A taxi slowed by the kerb, the driver leaning over towards the passenger’s side. ‘Walking far, mate?’
And Ben reached for the door, wanting to be there already. He gave the address—Elsie’s house, he almost said, and almost smiled.
He shut his eyes for the short drive and saw darkness flecked with starlight behind his lids, like a spray of white across a darkened lawn.
•
He was half-asleep as he stood in the bathroom taking off his tie and fiddling with his cufflinks. He brushed his teeth and left his suit, his shirt, his underclothes, all tumbled in a pile on the floor. Lucy had left his pyjamas on the towel rail, just like she did for Tom, and he sluiced himself under the hottest shower his skin could bear, relishing the warmth and the steam even on this tropical night.

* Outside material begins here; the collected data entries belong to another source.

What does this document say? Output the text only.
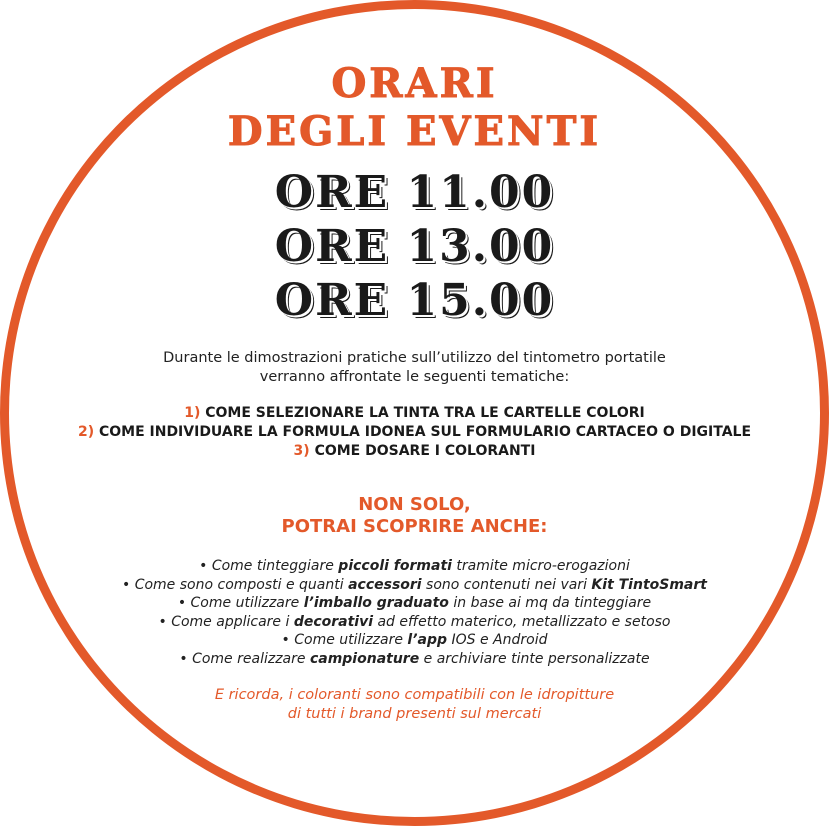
ORARI
DEGLI EVENTI
ORE 11.00
ORE 13.00
ORE 15.00
Durante le dimostrazioni pratiche sull’utilizzo del tintometro portatile
verranno affrontate le seguenti tematiche:
1) COME SELEZIONARE LA TINTA TRA LE CARTELLE COLORI
2) COME INDIVIDUARE LA FORMULA IDONEA SUL FORMULARIO CARTACEO O DIGITALE
3) COME DOSARE I COLORANTI
NON SOLO,
POTRAI SCOPRIRE ANCHE:
• Come tinteggiare piccoli formati tramite micro-erogazioni
• Come sono composti e quanti accessori sono contenuti nei vari Kit TintoSmart
• Come utilizzare l’imballo graduato in base ai mq da tinteggiare
• Come applicare i decorativi ad effetto materico, metallizzato e setoso
• Come utilizzare l’app IOS e Android
• Come realizzare campionature e archiviare tinte personalizzate
E ricorda, i coloranti sono compatibili con le idropitture
di tutti i brand presenti sul mercati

Halfway into the bedroom, his hand
already reaching for the covers and his eyes adjusting to the shape of Lucy sleeping in the darkness, he realised there was someone else sitting in the room—on a chair by the window, a chair he wasn’t sure he’d ever seen before.
‘Elsie?’ he heard himself say before he realised he’d thought it. And then, more surprisingly, ‘Ferdi?’
There was a metallic crash as a possum leapt onto the roof of the front porch; Tom cried out in surprise and Lucy was up and moving through the house before Ben had time to hail her. He looked back at the corner of the bedroom. What he’d seen was the step stool that Lucy used to get to their highest cupboard, a furry toy of Tom’s perched on the top.
‘Hello, you,’ said Lucy, coming in again and brushing against his shoulder. ‘You’re very late; lucky I wasn’t waiting up.’
He smelled her hair as she went by, its scent like a rich and familiar balm.
‘I walked,’ he said, and he climbed into bed alongside her.
‘I threw those flowers out,’ said Lucy in the darkness. ‘We don’t need them here—whoever they were from.’ And then she turned and slept again, he was sure, her body still and one hand holding his.
Ben lay there, waiting to sleep, watching Tom’s toy by the window, thinking how easily the shape of another person came in and out of focus.
21
The visit
But Lucy didn’t sleep. She lay there still and quiet, listening to her husband’s breathing and wondering what to do. The flowers had looked so perfect lying on the compost, but what had she looked like, marching across the yard to dispose of such an elegant bouquet? A lover’s tiff? A break-up? An unwelcome advance? Well, whatever—she wished another Lucy Kiss had had to deal with it. Not her.
When the possum jumped again, she went back into Tom’s room and sat beside his cot—better to be awake alongside him, she thought, fitting her breathing to his.
They were exquisite, all these moments of watching him sleep. The still point, somewhere separate from that swing between pleasure and frustration, or the different swing from fractiousness to fear. Just contentment. Just this moment. Here they were: they were all right.